MATA INDONESIA, JAKARTA – Sejumlah anak muda di kota terbesar Myanmar menggelar aksi pawai atau flarmop singkat untuk menentang kekuasaan militer. Aksi flarmop merupakan yang terbaru dari serangkaian protes antikudeta tanpa menjadi korban kekerasan aparat keamanan negara tersebut.
Dalam protes yang berlangsung selama lima menit di kota Yangon, sekitar 70 demonstran meneriakkan slogan-slogan untuk mendukung gerakan pembangkangan sipil yang menentang kudeta militer yang menggulingkan pemerintahan terpilih, Aung San Suu Kyi.
Para pemuda tersebut kemudian berpencar ke kerumunan pusat kota Myanmar.
Protes juga terjadi di kota-kota lain termasuk Mandalay –kota terbesar kedua di Myanmar. Di mana para demonstran termasuk insinyur, guru, mahasiswa, dan anggota kelompok LGBT turun ke jalan.
Sementara demonstran di Dawei, Myanmar merobek dan membakar buku teks ketika mereka menyerukan boikot sekolah, yang akan segera dibuka setelah penutupan yang lama karena pandemi virus corona.
Di daerah lain, aksi damai dibubarkan secara paksa oleh aparat keamanan Myanmar.
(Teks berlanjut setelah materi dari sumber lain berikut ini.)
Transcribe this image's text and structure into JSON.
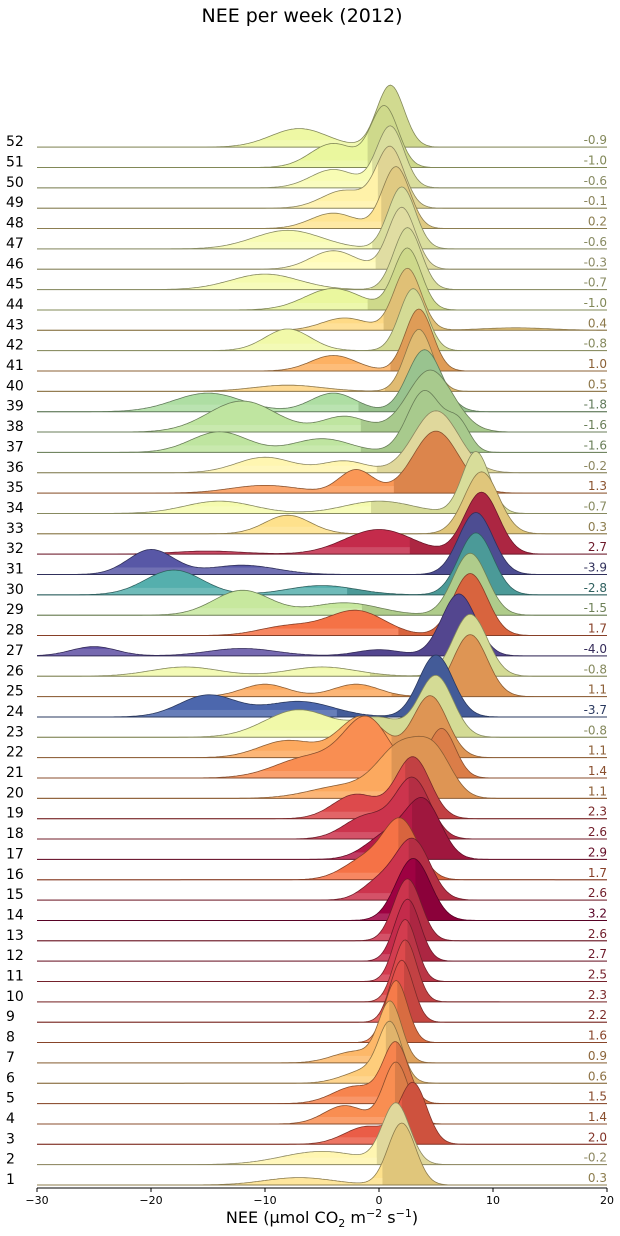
{
  "chart_data": {
    "type": "ridgeline",
    "title": "NEE per week (2012)",
    "xlabel": "NEE (μmol CO",
    "xlabel_parts": [
      "NEE (μmol CO",
      "2",
      " m",
      "−2",
      " s",
      "−1",
      ")"
    ],
    "xlim": [
      -30,
      20
    ],
    "xticks": [
      -30,
      -20,
      -10,
      0,
      10,
      20
    ],
    "xtick_labels": [
      "−30",
      "−20",
      "−10",
      "0",
      "10",
      "20"
    ],
    "grid": false,
    "colormap": "Spectral_r",
    "weeks": [
      {
        "week": "1",
        "mean": "0.3",
        "m": 0.3,
        "comps": [
          [
            2,
            1.2,
            1.0
          ],
          [
            -7,
            3,
            0.12
          ]
        ]
      },
      {
        "week": "2",
        "mean": "-0.2",
        "m": -0.2,
        "comps": [
          [
            1.5,
            1.2,
            0.9
          ],
          [
            -5,
            3.5,
            0.2
          ]
        ]
      },
      {
        "week": "3",
        "mean": "2.0",
        "m": 2.0,
        "comps": [
          [
            3,
            1.2,
            1.0
          ],
          [
            -1,
            2,
            0.3
          ]
        ]
      },
      {
        "week": "4",
        "mean": "1.4",
        "m": 1.4,
        "comps": [
          [
            1.5,
            1.1,
            1.0
          ],
          [
            -3,
            1.8,
            0.3
          ]
        ]
      },
      {
        "week": "5",
        "mean": "1.5",
        "m": 1.5,
        "comps": [
          [
            1.5,
            1.1,
            1.0
          ],
          [
            -2,
            2,
            0.3
          ]
        ]
      },
      {
        "week": "6",
        "mean": "0.6",
        "m": 0.6,
        "comps": [
          [
            1,
            1.0,
            1.0
          ],
          [
            -1,
            2,
            0.25
          ]
        ]
      },
      {
        "week": "7",
        "mean": "0.9",
        "m": 0.9,
        "comps": [
          [
            1,
            1.0,
            1.0
          ],
          [
            -2,
            2,
            0.2
          ]
        ]
      },
      {
        "week": "8",
        "mean": "1.6",
        "m": 1.6,
        "comps": [
          [
            1.5,
            1.0,
            1.0
          ]
        ]
      },
      {
        "week": "9",
        "mean": "2.2",
        "m": 2.2,
        "comps": [
          [
            2,
            1.0,
            1.0
          ]
        ]
      },
      {
        "week": "10",
        "mean": "2.3",
        "m": 2.3,
        "comps": [
          [
            2.3,
            1.0,
            1.0
          ]
        ]
      },
      {
        "week": "11",
        "mean": "2.5",
        "m": 2.5,
        "comps": [
          [
            2.3,
            1.0,
            1.0
          ]
        ]
      },
      {
        "week": "12",
        "mean": "2.7",
        "m": 2.7,
        "comps": [
          [
            2.5,
            1.1,
            1.0
          ]
        ]
      },
      {
        "week": "13",
        "mean": "2.6",
        "m": 2.6,
        "comps": [
          [
            2.5,
            1.2,
            1.0
          ]
        ]
      },
      {
        "week": "14",
        "mean": "3.2",
        "m": 3.2,
        "comps": [
          [
            3,
            1.5,
            1.0
          ]
        ]
      },
      {
        "week": "15",
        "mean": "2.6",
        "m": 2.6,
        "comps": [
          [
            3,
            1.5,
            1.0
          ],
          [
            0,
            1.5,
            0.3
          ]
        ]
      },
      {
        "week": "16",
        "mean": "1.7",
        "m": 1.7,
        "comps": [
          [
            2,
            1.5,
            1.0
          ],
          [
            -1,
            2,
            0.4
          ]
        ]
      },
      {
        "week": "17",
        "mean": "2.9",
        "m": 2.9,
        "comps": [
          [
            4,
            1.5,
            1.0
          ],
          [
            1,
            2,
            0.5
          ]
        ]
      },
      {
        "week": "18",
        "mean": "2.6",
        "m": 2.6,
        "comps": [
          [
            3,
            1.5,
            1.0
          ],
          [
            -1,
            2,
            0.4
          ]
        ]
      },
      {
        "week": "19",
        "mean": "2.3",
        "m": 2.3,
        "comps": [
          [
            3,
            1.5,
            1.0
          ],
          [
            -2,
            2,
            0.4
          ]
        ]
      },
      {
        "week": "20",
        "mean": "1.1",
        "m": 1.1,
        "comps": [
          [
            2,
            2,
            0.8
          ],
          [
            5,
            1.5,
            0.6
          ],
          [
            -3,
            3,
            0.2
          ]
        ]
      },
      {
        "week": "21",
        "mean": "1.4",
        "m": 1.4,
        "comps": [
          [
            -1,
            2,
            0.8
          ],
          [
            5.5,
            1.2,
            0.7
          ],
          [
            -6,
            3,
            0.3
          ]
        ]
      },
      {
        "week": "22",
        "mean": "1.1",
        "m": 1.1,
        "comps": [
          [
            4.5,
            1.5,
            0.9
          ],
          [
            -1.5,
            2,
            0.6
          ],
          [
            -8,
            2.5,
            0.25
          ]
        ]
      },
      {
        "week": "23",
        "mean": "-0.8",
        "m": -0.8,
        "comps": [
          [
            5,
            1.5,
            1.0
          ],
          [
            -7,
            3,
            0.45
          ],
          [
            0,
            2,
            0.3
          ]
        ]
      },
      {
        "week": "24",
        "mean": "-3.7",
        "m": -3.7,
        "comps": [
          [
            5,
            1.5,
            1.0
          ],
          [
            -15,
            2.5,
            0.35
          ],
          [
            -7,
            3,
            0.25
          ]
        ]
      },
      {
        "week": "25",
        "mean": "1.1",
        "m": 1.1,
        "comps": [
          [
            8,
            1.5,
            1.0
          ],
          [
            -10,
            2,
            0.2
          ],
          [
            -2,
            2,
            0.2
          ]
        ]
      },
      {
        "week": "26",
        "mean": "-0.8",
        "m": -0.8,
        "comps": [
          [
            8,
            1.5,
            1.0
          ],
          [
            -17,
            3,
            0.15
          ],
          [
            -5,
            3,
            0.15
          ]
        ]
      },
      {
        "week": "27",
        "mean": "-4.0",
        "m": -4.0,
        "comps": [
          [
            7,
            1.5,
            1.0
          ],
          [
            -25,
            2,
            0.15
          ],
          [
            -12,
            3,
            0.12
          ],
          [
            0,
            2,
            0.1
          ]
        ]
      },
      {
        "week": "28",
        "mean": "1.7",
        "m": 1.7,
        "comps": [
          [
            8,
            1.5,
            1.0
          ],
          [
            -2,
            2.5,
            0.4
          ],
          [
            -8,
            2.5,
            0.15
          ]
        ]
      },
      {
        "week": "29",
        "mean": "-1.5",
        "m": -1.5,
        "comps": [
          [
            8,
            1.5,
            1.0
          ],
          [
            -12,
            2.5,
            0.4
          ],
          [
            -3,
            3,
            0.2
          ]
        ]
      },
      {
        "week": "30",
        "mean": "-2.8",
        "m": -2.8,
        "comps": [
          [
            8.5,
            1.5,
            1.0
          ],
          [
            -18,
            2.5,
            0.4
          ],
          [
            -5,
            3,
            0.15
          ]
        ]
      },
      {
        "week": "31",
        "mean": "-3.9",
        "m": -3.9,
        "comps": [
          [
            8.5,
            1.5,
            1.0
          ],
          [
            -20,
            2,
            0.4
          ],
          [
            -12,
            3,
            0.15
          ]
        ]
      },
      {
        "week": "32",
        "mean": "2.7",
        "m": 2.7,
        "comps": [
          [
            9,
            1.5,
            1.0
          ],
          [
            0,
            3,
            0.4
          ],
          [
            -15,
            3,
            0.05
          ]
        ]
      },
      {
        "week": "33",
        "mean": "0.3",
        "m": 0.3,
        "comps": [
          [
            9,
            1.5,
            1.0
          ],
          [
            -8,
            2,
            0.3
          ]
        ]
      },
      {
        "week": "34",
        "mean": "-0.7",
        "m": -0.7,
        "comps": [
          [
            8.5,
            1.2,
            1.0
          ],
          [
            -14,
            3,
            0.2
          ],
          [
            0,
            3,
            0.2
          ]
        ]
      },
      {
        "week": "35",
        "mean": "1.3",
        "m": 1.3,
        "comps": [
          [
            5,
            2,
            0.8
          ],
          [
            -2,
            1.5,
            0.3
          ],
          [
            -10,
            3,
            0.1
          ]
        ]
      },
      {
        "week": "36",
        "mean": "-0.2",
        "m": -0.2,
        "comps": [
          [
            5,
            2,
            0.8
          ],
          [
            -10,
            2.5,
            0.2
          ],
          [
            -3,
            2,
            0.15
          ]
        ]
      },
      {
        "week": "37",
        "mean": "-1.6",
        "m": -1.6,
        "comps": [
          [
            4,
            1.5,
            0.9
          ],
          [
            7,
            1,
            0.4
          ],
          [
            -14,
            2.5,
            0.3
          ],
          [
            -5,
            2.5,
            0.2
          ]
        ]
      },
      {
        "week": "38",
        "mean": "-1.6",
        "m": -1.6,
        "comps": [
          [
            4.5,
            2,
            0.8
          ],
          [
            -12,
            3,
            0.4
          ],
          [
            -3,
            2,
            0.2
          ]
        ]
      },
      {
        "week": "39",
        "mean": "-1.8",
        "m": -1.8,
        "comps": [
          [
            4,
            1.5,
            1.0
          ],
          [
            -15,
            3,
            0.3
          ],
          [
            -4,
            2,
            0.3
          ]
        ]
      },
      {
        "week": "40",
        "mean": "0.5",
        "m": 0.5,
        "comps": [
          [
            3.5,
            1.2,
            1.0
          ],
          [
            -8,
            3,
            0.1
          ]
        ]
      },
      {
        "week": "41",
        "mean": "1.0",
        "m": 1.0,
        "comps": [
          [
            3.5,
            1.2,
            1.0
          ],
          [
            -4,
            2,
            0.25
          ]
        ]
      },
      {
        "week": "42",
        "mean": "-0.8",
        "m": -0.8,
        "comps": [
          [
            3,
            1.2,
            1.0
          ],
          [
            -8,
            2,
            0.35
          ]
        ]
      },
      {
        "week": "43",
        "mean": "0.4",
        "m": 0.4,
        "comps": [
          [
            2.5,
            1.2,
            1.0
          ],
          [
            -3,
            2,
            0.2
          ],
          [
            12,
            3,
            0.04
          ]
        ]
      },
      {
        "week": "44",
        "mean": "-1.0",
        "m": -1.0,
        "comps": [
          [
            2.5,
            1.2,
            1.0
          ],
          [
            -4,
            2.5,
            0.35
          ]
        ]
      },
      {
        "week": "45",
        "mean": "-0.7",
        "m": -0.7,
        "comps": [
          [
            2.5,
            1.2,
            1.0
          ],
          [
            -10,
            3,
            0.25
          ]
        ]
      },
      {
        "week": "46",
        "mean": "-0.3",
        "m": -0.3,
        "comps": [
          [
            2,
            1.2,
            1.0
          ],
          [
            -4,
            2,
            0.3
          ]
        ]
      },
      {
        "week": "47",
        "mean": "-0.6",
        "m": -0.6,
        "comps": [
          [
            2,
            1.2,
            1.0
          ],
          [
            -8,
            3,
            0.3
          ]
        ]
      },
      {
        "week": "48",
        "mean": "0.2",
        "m": 0.2,
        "comps": [
          [
            1.5,
            1.2,
            1.0
          ],
          [
            -4,
            2,
            0.25
          ]
        ]
      },
      {
        "week": "49",
        "mean": "-0.1",
        "m": -0.1,
        "comps": [
          [
            1,
            1.2,
            1.0
          ],
          [
            -3,
            2,
            0.3
          ]
        ]
      },
      {
        "week": "50",
        "mean": "-0.6",
        "m": -0.6,
        "comps": [
          [
            1,
            1.2,
            1.0
          ],
          [
            -4,
            2,
            0.3
          ]
        ]
      },
      {
        "week": "51",
        "mean": "-1.0",
        "m": -1.0,
        "comps": [
          [
            0.5,
            1.2,
            1.0
          ],
          [
            -4,
            2,
            0.4
          ]
        ]
      },
      {
        "week": "52",
        "mean": "-0.9",
        "m": -0.9,
        "comps": [
          [
            1,
            1.2,
            1.0
          ],
          [
            -7,
            2.5,
            0.3
          ]
        ]
      }
    ]
  }
}
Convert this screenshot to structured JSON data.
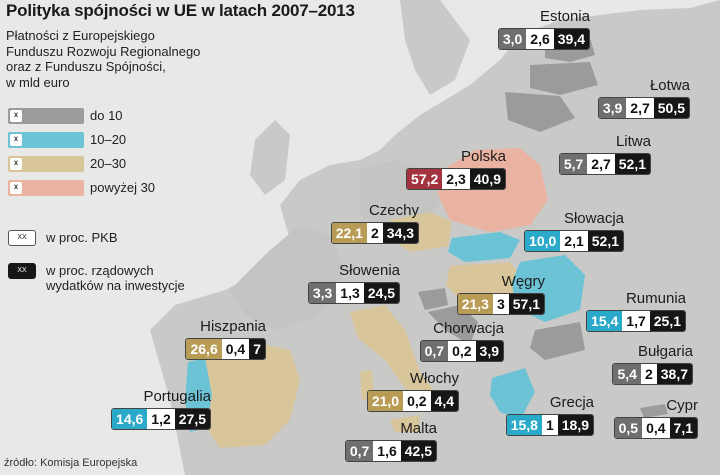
{
  "title": "Polityka spójności w UE w latach 2007–2013",
  "subtitle_lines": [
    "Płatności z Europejskiego",
    "Funduszu Rozwoju Regionalnego",
    "oraz z Funduszu Spójności,",
    "w mld euro"
  ],
  "legend": [
    {
      "label": "do 10",
      "color": "#9b9b9b",
      "mark": "X"
    },
    {
      "label": "10–20",
      "color": "#6cc3d5",
      "mark": "X"
    },
    {
      "label": "20–30",
      "color": "#d8c69a",
      "mark": "X"
    },
    {
      "label": "powyżej 30",
      "color": "#e9b2a1",
      "mark": "X"
    }
  ],
  "legend_keys": [
    {
      "label": "w proc. PKB",
      "sample": "XX",
      "style": "white"
    },
    {
      "label_lines": [
        "w proc. rządowych",
        "wydatków na inwestycje"
      ],
      "sample": "XX",
      "style": "black"
    }
  ],
  "category_colors": {
    "gray": "#6f6f6f",
    "blue": "#2aa9c8",
    "tan": "#b89b55",
    "red": "#a3323f"
  },
  "countries": [
    {
      "name": "Estonia",
      "payments": "3,0",
      "gdp_pct": "2,6",
      "invest_pct": "39,4",
      "category": "gray"
    },
    {
      "name": "Łotwa",
      "payments": "3,9",
      "gdp_pct": "2,7",
      "invest_pct": "50,5",
      "category": "gray"
    },
    {
      "name": "Litwa",
      "payments": "5,7",
      "gdp_pct": "2,7",
      "invest_pct": "52,1",
      "category": "gray"
    },
    {
      "name": "Polska",
      "payments": "57,2",
      "gdp_pct": "2,3",
      "invest_pct": "40,9",
      "category": "red"
    },
    {
      "name": "Czechy",
      "payments": "22,1",
      "gdp_pct": "2",
      "invest_pct": "34,3",
      "category": "tan"
    },
    {
      "name": "Słowacja",
      "payments": "10,0",
      "gdp_pct": "2,1",
      "invest_pct": "52,1",
      "category": "blue"
    },
    {
      "name": "Słowenia",
      "payments": "3,3",
      "gdp_pct": "1,3",
      "invest_pct": "24,5",
      "category": "gray"
    },
    {
      "name": "Węgry",
      "payments": "21,3",
      "gdp_pct": "3",
      "invest_pct": "57,1",
      "category": "tan"
    },
    {
      "name": "Rumunia",
      "payments": "15,4",
      "gdp_pct": "1,7",
      "invest_pct": "25,1",
      "category": "blue"
    },
    {
      "name": "Hiszpania",
      "payments": "26,6",
      "gdp_pct": "0,4",
      "invest_pct": "7",
      "category": "tan"
    },
    {
      "name": "Chorwacja",
      "payments": "0,7",
      "gdp_pct": "0,2",
      "invest_pct": "3,9",
      "category": "gray"
    },
    {
      "name": "Bułgaria",
      "payments": "5,4",
      "gdp_pct": "2",
      "invest_pct": "38,7",
      "category": "gray"
    },
    {
      "name": "Włochy",
      "payments": "21,0",
      "gdp_pct": "0,2",
      "invest_pct": "4,4",
      "category": "tan"
    },
    {
      "name": "Portugalia",
      "payments": "14,6",
      "gdp_pct": "1,2",
      "invest_pct": "27,5",
      "category": "blue"
    },
    {
      "name": "Grecja",
      "payments": "15,8",
      "gdp_pct": "1",
      "invest_pct": "18,9",
      "category": "blue"
    },
    {
      "name": "Cypr",
      "payments": "0,5",
      "gdp_pct": "0,4",
      "invest_pct": "7,1",
      "category": "gray"
    },
    {
      "name": "Malta",
      "payments": "0,7",
      "gdp_pct": "1,6",
      "invest_pct": "42,5",
      "category": "gray"
    }
  ],
  "source": "źródło: Komisja Europejska"
}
Sedangkan di beberapa daerah terpencil, kelompok-kelompok yang menentang junta yang berkuasa menyerang pasukan keamanan, yang menyebabkan bentrokan berdarah.
Kelompok Advokasi Asosiasi Bantuan untuk Narapidana Politik atau Assistance Association for Political Prisoners (AAPP) melaporkan sebanyak 769 pengunjuk rasa tewas di tangan aparat keamanan Myanmar sejak pengambilalihan kekuasaan pada awal Februari.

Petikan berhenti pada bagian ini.